Another measure calls for a Cannabis Clean Slate program that would provide for the automatic expungement of cannabis-related offenses.

PA House Democrats
Flood

Between 2009 and 2019, roughly 57,000 Pennsylvanians were criminalized or convicted for cannabis-related offenses, said Brandon Flood, Secretary of the Pennsylvania Board of Pardons.

“The one provision that we’re most excited about is the Cannabis Clean Slate program provision,” he said. “Currently, especially if anyone has been charged with cannabis-related crimes where it’s been graded as a misdemeanor or a felony conviction, their only recourse for getting that off their record is coming through our agency. And certainly, we have a huge backlog as it is.”

The Cannabis Clean Slate program would provide a more appropriate and expedited mechanism for those seeking expungement, Flood said.

Other H.B. 2050 provisions would provide immediate release for anyone who’s been confined or serving a term of imprisonment as a result of a cannabis-related conviction, as well as ensure the reinstatement of driver licenses and other licenses and registrations.

“When we talk about the impacts of prohibition, we think first of people who are incarcerated,” Littlejohn said. “But incarceration is one piece of it. There are physical health consequences. There are economic health consequences. There are mental health [consequences]. There are consequences of family, disruption of generational wealth, disruption of communities.

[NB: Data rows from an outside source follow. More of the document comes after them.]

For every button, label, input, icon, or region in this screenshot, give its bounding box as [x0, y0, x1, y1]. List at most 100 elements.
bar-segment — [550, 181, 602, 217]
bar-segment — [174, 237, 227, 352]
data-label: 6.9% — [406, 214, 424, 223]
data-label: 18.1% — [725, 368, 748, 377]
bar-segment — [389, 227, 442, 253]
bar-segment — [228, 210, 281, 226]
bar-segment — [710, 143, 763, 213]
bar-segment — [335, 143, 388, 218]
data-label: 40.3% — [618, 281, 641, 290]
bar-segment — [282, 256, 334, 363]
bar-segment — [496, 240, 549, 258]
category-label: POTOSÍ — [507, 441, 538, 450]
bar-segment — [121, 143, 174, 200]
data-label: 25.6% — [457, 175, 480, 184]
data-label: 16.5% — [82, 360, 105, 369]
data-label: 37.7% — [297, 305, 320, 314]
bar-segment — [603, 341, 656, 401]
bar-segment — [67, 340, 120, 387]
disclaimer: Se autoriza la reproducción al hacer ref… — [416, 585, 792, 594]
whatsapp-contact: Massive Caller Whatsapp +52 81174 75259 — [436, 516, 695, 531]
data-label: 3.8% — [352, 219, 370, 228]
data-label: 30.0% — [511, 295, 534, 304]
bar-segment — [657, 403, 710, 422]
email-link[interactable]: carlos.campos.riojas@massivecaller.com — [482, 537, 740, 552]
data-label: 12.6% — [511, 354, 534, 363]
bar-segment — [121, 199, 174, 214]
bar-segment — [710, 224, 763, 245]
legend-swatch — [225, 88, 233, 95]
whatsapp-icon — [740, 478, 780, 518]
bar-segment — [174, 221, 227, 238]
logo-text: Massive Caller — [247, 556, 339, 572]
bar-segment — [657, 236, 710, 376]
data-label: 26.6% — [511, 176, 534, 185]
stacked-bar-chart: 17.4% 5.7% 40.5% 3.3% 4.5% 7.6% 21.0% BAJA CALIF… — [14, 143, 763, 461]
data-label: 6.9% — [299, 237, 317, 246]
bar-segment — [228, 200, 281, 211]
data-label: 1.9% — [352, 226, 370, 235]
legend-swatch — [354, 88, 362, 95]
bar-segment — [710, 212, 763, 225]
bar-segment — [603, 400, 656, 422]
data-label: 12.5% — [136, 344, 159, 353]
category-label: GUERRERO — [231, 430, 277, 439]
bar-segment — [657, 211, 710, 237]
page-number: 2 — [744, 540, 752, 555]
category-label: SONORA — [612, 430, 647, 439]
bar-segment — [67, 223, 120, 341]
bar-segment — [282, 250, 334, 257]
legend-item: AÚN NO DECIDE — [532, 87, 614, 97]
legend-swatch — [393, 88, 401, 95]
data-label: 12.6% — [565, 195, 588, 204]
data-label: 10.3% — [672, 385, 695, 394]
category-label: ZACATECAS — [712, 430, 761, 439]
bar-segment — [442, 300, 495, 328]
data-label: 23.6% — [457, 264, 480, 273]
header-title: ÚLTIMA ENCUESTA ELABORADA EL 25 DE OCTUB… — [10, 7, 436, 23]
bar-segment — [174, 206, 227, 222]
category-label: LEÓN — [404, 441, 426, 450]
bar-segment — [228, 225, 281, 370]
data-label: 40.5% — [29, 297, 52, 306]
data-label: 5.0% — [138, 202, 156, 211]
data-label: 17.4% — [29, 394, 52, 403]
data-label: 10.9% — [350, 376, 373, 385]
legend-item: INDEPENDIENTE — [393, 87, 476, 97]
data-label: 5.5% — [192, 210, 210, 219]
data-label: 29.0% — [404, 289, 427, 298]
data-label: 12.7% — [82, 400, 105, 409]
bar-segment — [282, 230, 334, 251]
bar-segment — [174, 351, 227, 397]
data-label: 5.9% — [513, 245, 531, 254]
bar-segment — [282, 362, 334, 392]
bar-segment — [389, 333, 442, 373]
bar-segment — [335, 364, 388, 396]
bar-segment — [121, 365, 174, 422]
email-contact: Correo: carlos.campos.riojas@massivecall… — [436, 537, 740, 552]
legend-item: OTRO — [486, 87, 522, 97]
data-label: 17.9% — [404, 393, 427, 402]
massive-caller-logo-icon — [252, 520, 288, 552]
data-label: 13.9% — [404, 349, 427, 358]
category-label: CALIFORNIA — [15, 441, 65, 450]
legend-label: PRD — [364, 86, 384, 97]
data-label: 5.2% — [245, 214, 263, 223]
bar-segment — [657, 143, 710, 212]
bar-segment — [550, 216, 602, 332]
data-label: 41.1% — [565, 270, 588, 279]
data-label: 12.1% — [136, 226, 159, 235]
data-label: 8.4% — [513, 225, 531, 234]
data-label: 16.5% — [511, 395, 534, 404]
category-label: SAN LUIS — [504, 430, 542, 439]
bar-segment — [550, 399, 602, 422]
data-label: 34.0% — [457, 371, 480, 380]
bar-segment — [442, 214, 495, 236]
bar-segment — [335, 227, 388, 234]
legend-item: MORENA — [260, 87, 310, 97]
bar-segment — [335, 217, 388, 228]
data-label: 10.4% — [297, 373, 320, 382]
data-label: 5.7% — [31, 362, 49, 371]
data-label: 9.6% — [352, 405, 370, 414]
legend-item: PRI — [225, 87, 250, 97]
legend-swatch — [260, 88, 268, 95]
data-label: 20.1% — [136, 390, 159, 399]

“And so, that is why it’s really important that proposals like this that are covering the breadth of issues through community reinvestment, through economic empowerment and through criminal justice reform, so that we are truly touching on the breadth of harms.”

Frankel said six in 10 Pennsylvanians support full legalization.

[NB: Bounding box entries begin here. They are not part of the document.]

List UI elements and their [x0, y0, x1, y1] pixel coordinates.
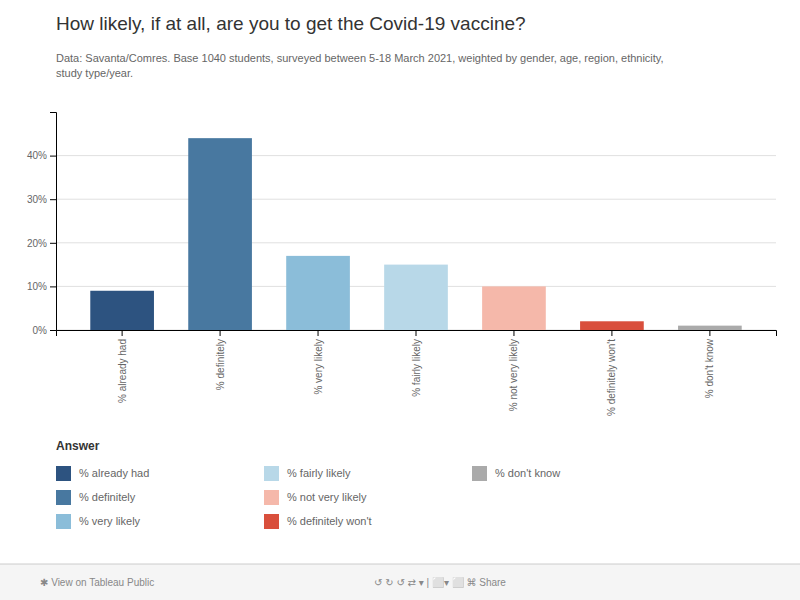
subtitle-line: study type/year.: [56, 67, 133, 79]
x-tick-mark: [611, 330, 612, 336]
x-tick-mark: [709, 330, 710, 336]
legend-item: % definitely: [56, 490, 136, 505]
plot: 0% 10% 20% 30% 40% % already had % definitely%…: [27, 113, 777, 416]
legend-swatch: [472, 466, 487, 481]
legend-swatch: [56, 514, 71, 529]
x-tick: % not very likely: [508, 330, 519, 411]
y-tick: 40%: [27, 150, 56, 161]
x-tick-label: % don't know: [704, 338, 715, 398]
x-tick-label: % definitely won't: [606, 339, 617, 416]
x-tick: % fairly likely: [411, 330, 422, 397]
legend-item: % already had: [56, 466, 149, 481]
footer-background: [0, 564, 800, 600]
x-tick-mark: [122, 330, 123, 336]
y-tick-mark: [50, 156, 56, 157]
bar: [90, 291, 154, 330]
legend-swatch: [264, 466, 279, 481]
bar: [384, 265, 448, 330]
grid: [56, 156, 776, 330]
bar: [188, 138, 252, 330]
annotation: ✱ View on Tableau Public: [40, 577, 154, 588]
legend-label: % not very likely: [287, 491, 367, 503]
legend-item: % not very likely: [264, 490, 367, 505]
x-tick: % definitely won't: [606, 330, 617, 416]
x-tick-label: % fairly likely: [411, 339, 422, 397]
y-tick-label: 30%: [27, 194, 47, 205]
x-tick-label: % already had: [117, 339, 128, 403]
legend-item: % very likely: [56, 514, 141, 529]
x-tick-label: % definitely: [215, 339, 226, 390]
x-tick: % definitely: [215, 330, 226, 390]
legend: Answer % already had % definitely % very li…: [56, 439, 560, 529]
y-tick-label: 20%: [27, 238, 47, 249]
x-tick-mark: [513, 330, 514, 336]
footer: ✱ View on Tableau Public ↺ ↻ ↺ ⇄ ▾ | ⬜▾ ⬜…: [0, 564, 800, 600]
y-tick-mark: [50, 199, 56, 200]
legend-swatch: [56, 466, 71, 481]
footer-divider: [0, 564, 800, 565]
x-tick-mark: [416, 330, 417, 336]
legend-label: % definitely: [79, 491, 136, 503]
y-tick: 20%: [27, 238, 56, 249]
x-tick: % don't know: [704, 330, 715, 398]
y-tick-mark: [50, 330, 56, 331]
grid-line: [56, 242, 776, 243]
legend-swatch: [56, 490, 71, 505]
legend-swatch: [264, 514, 279, 529]
bar: [286, 256, 350, 330]
bar: [580, 321, 644, 330]
y-tick: 10%: [27, 281, 56, 292]
subtitle-line: Data: Savanta/Comres. Base 1040 students…: [56, 52, 664, 64]
annotation: ↺ ↻ ↺ ⇄ ▾ | ⬜▾ ⬜ ⌘ Share: [374, 576, 506, 589]
grid-line: [56, 199, 776, 200]
y-tick: 30%: [27, 194, 56, 205]
legend-item: % don't know: [472, 466, 560, 481]
y-tick-mark: [50, 243, 56, 244]
x-tick-mark: [318, 330, 319, 336]
bar: [482, 286, 546, 330]
legend-label: % already had: [79, 467, 149, 479]
legend-label: % definitely won't: [287, 515, 372, 527]
legend-item: % definitely won't: [264, 514, 372, 529]
bars: [90, 138, 741, 330]
y-tick-mark: [50, 286, 56, 287]
y-axis: 0% 10% 20% 30% 40%: [27, 113, 57, 336]
y-tick-label: 0%: [33, 325, 48, 336]
legend-swatch: [264, 490, 279, 505]
legend-item: % fairly likely: [264, 466, 351, 481]
x-axis: % already had % definitely % very likely % …: [57, 330, 777, 416]
legend-label: % very likely: [79, 515, 141, 527]
title: How likely, if at all, are you to get th…: [56, 13, 526, 34]
bar: [678, 326, 742, 330]
x-tick: % very likely: [313, 330, 324, 395]
y-tick-label: 40%: [27, 150, 47, 161]
legend-label: % don't know: [495, 467, 560, 479]
grid-line: [56, 155, 776, 156]
y-tick-label: 10%: [27, 281, 47, 292]
y-axis-line: [50, 113, 57, 331]
chart-root: How likely, if at all, are you to get th…: [0, 0, 800, 600]
subtitle: Data: Savanta/Comres. Base 1040 students…: [56, 52, 664, 79]
x-axis-line: [57, 331, 777, 337]
legend-label: % fairly likely: [287, 467, 351, 479]
legend-title: Answer: [56, 439, 100, 453]
x-tick-mark: [220, 330, 221, 336]
y-tick: 0%: [33, 325, 56, 336]
x-tick-label: % very likely: [313, 339, 324, 395]
x-tick-label: % not very likely: [508, 339, 519, 411]
x-tick: % already had: [117, 330, 128, 403]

A 2020 poll found 62% of likely voters in Pennsylvania favor legal, regulated cannabis sales for adults 21 and older. The survey was commissioned by the Pennsylvania Cannabis Coalition and conducted by Harper Polling.

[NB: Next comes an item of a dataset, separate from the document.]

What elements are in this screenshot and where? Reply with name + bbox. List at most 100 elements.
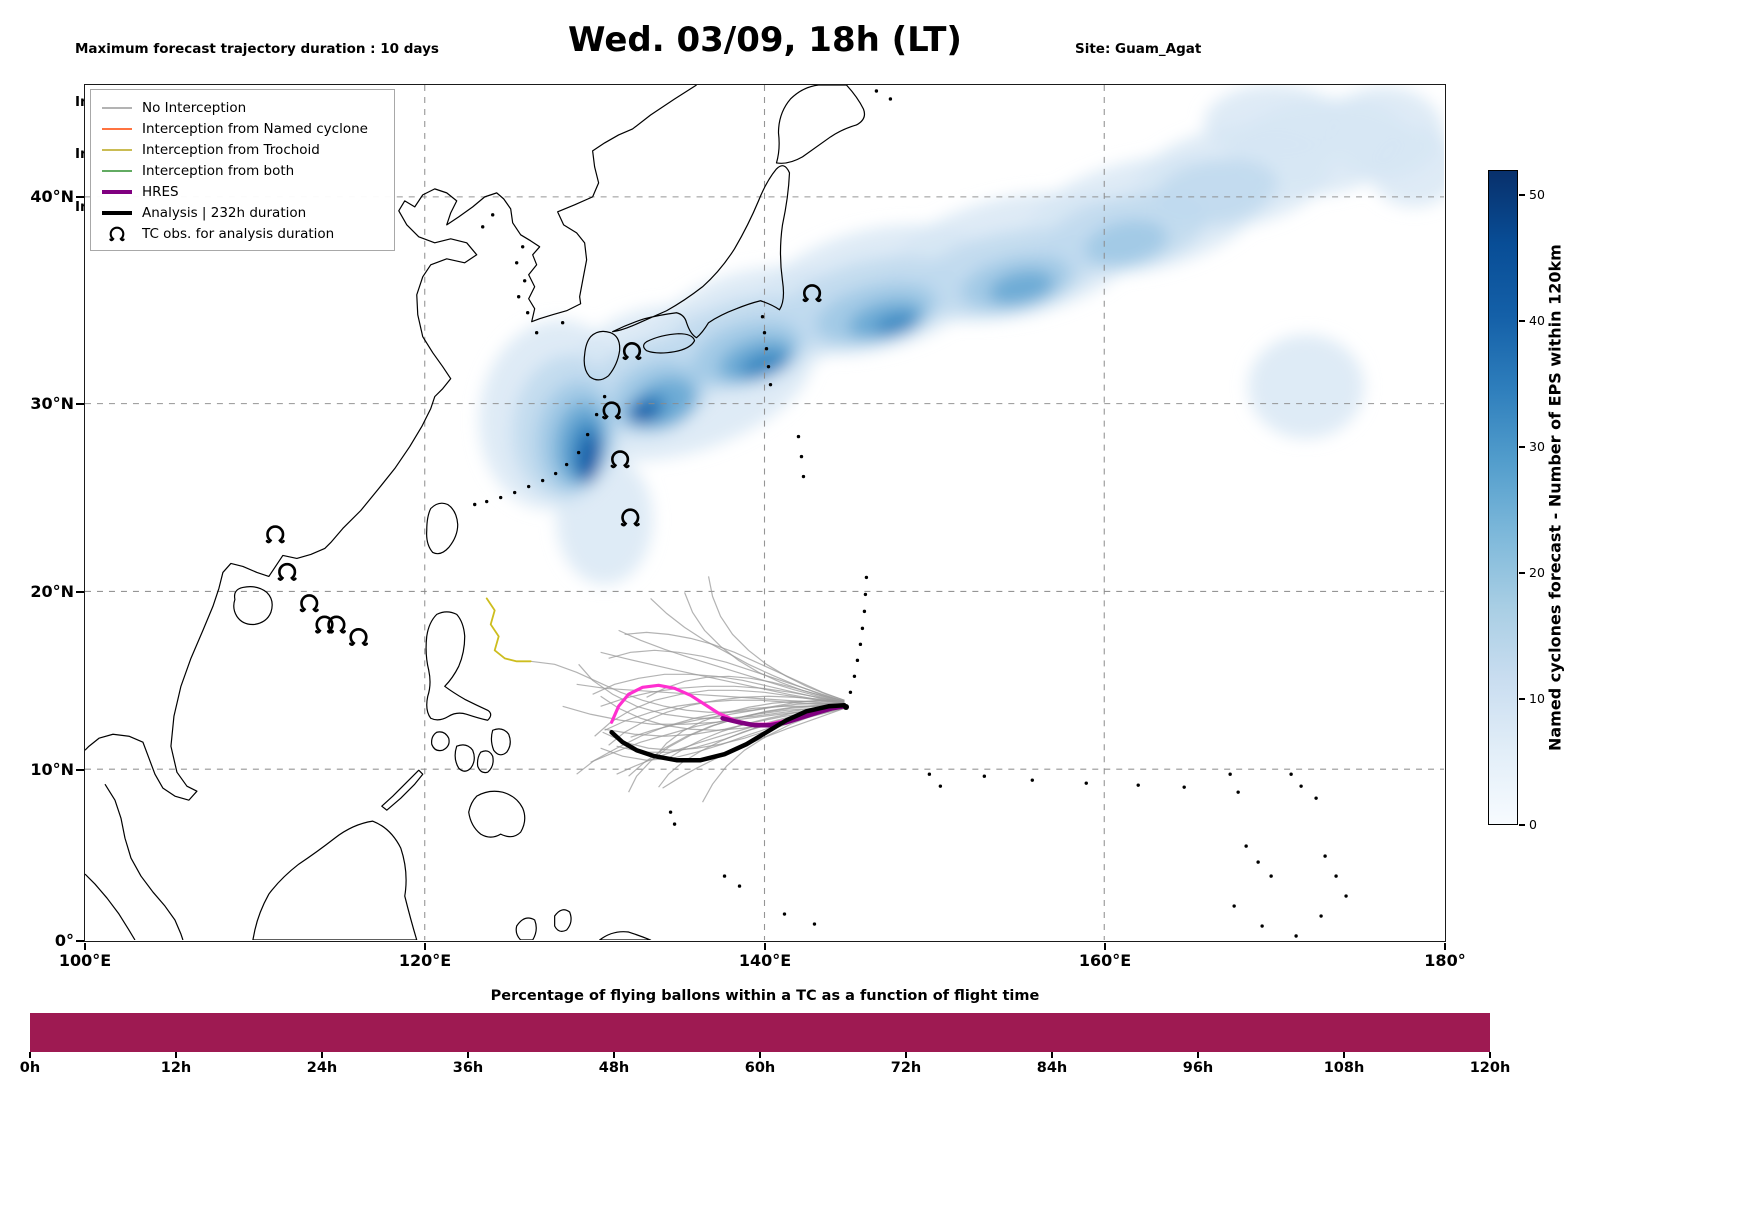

When asked if there was enough support from the Republican-controlled Legislature, which is in session through the end of the year, Wheatley said he could not speak for his colleagues on the other side of the aisle.

“I will tell you that I believe we are getting closer and closer to a time where everyone in this building recognizes the fact that we need a regulated market,” he said. “I think some on the Republican side have said that we’re going to wait for Washington to decide, or some have said we want to see more evidence of some of the impacts that this might have to our youth. And some are concerned about our medical program and what this might do. But I believe we’re getting closer and closer.”